Le débat sur la manière de faire participer la diaspora au développement national vire toujours aux éléments matériels. Ce qui est tout à fait raisonnable. Nous ne pouvons leur demander de réduire leurs niveaux de vie et consentir de grands sacrifices, même si certains l'accepteraient. Les Chinois donnent des salaires à leur diaspora 20 à 50% supérieurs à ceux qu'ils empochaient dans les pays d'accueil. L'amélioration de leur niveau de vie est indispensable, incontournable mais pas suffisant. Le second point serait pertinent à l'environnement de travail. Ces personnes sont habituées à un milieu beaucoup plus attrayant : crèches pour enfants, parcs de loisirs, théâtres, bowling etc. Certes, certains peuvent consentir des sacrifices. Mais ce ne sont pas toujours les parents qui choisissent. On sait en marketing que les enfants sont décideurs pour beaucoup d'options importantes (véhicule, logement, etc.).
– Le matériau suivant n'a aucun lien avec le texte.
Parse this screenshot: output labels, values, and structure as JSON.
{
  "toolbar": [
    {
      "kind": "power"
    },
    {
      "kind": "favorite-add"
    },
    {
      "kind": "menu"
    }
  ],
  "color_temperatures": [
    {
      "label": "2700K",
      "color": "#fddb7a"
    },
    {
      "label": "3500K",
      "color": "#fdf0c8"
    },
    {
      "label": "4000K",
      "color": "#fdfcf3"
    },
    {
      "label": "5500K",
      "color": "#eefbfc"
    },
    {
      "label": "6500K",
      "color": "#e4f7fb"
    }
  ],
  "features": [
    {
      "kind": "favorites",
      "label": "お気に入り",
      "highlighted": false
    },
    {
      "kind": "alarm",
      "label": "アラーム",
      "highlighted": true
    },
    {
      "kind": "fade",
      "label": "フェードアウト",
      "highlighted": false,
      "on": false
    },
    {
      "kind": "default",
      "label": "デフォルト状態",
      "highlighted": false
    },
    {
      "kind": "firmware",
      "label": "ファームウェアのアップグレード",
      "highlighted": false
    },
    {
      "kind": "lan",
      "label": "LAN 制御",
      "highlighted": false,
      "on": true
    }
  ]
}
La diaspora peut être utilisée de deux manières. En premier lieu, laisser nos élites dans leur pays d'accueil tant qu'on n'a pas les conditions de leur réinsertion, tout en les utilisant à temps partiel. Ils peuvent alors former nos cadres, introduire les méthodes et les outils pour innover, améliorer l'éducation, booster la compétitivité de nos entreprises, dynamiser nos centres de recherche, etc. Ceci serait possible en travaillant avec eux pour mettre en place un programme efficace avec les ressources matérielles et financières appropriées. Ceci serait un bon début.
Lorsque les conditions sociales et matérielles s'y prêtent, on peut leur faire appel à la manière chinoise pour rentrer définitivement. Il faut régler les conditions matérielles et environnementales. Mais il reste un point de taille. Il demeure qu'ils ont besoin d'une vision, d'une stratégie, d'un challenge, d'un défi grandiose : par exemple, Algérie pays émergent en 2025 et développé en 2050. On ne peut pas leur dire venez et on a une vision de loi de finances chaque année. Ceci n'est pas mobilisateur. Il faut qu'ils sentent qu'ils participent à la réalisation d'un rêve grandiose pour leur pays. Alors, en attendant d'avoir un projet de société motivateur, on peut toujours rêver de les rapatrier.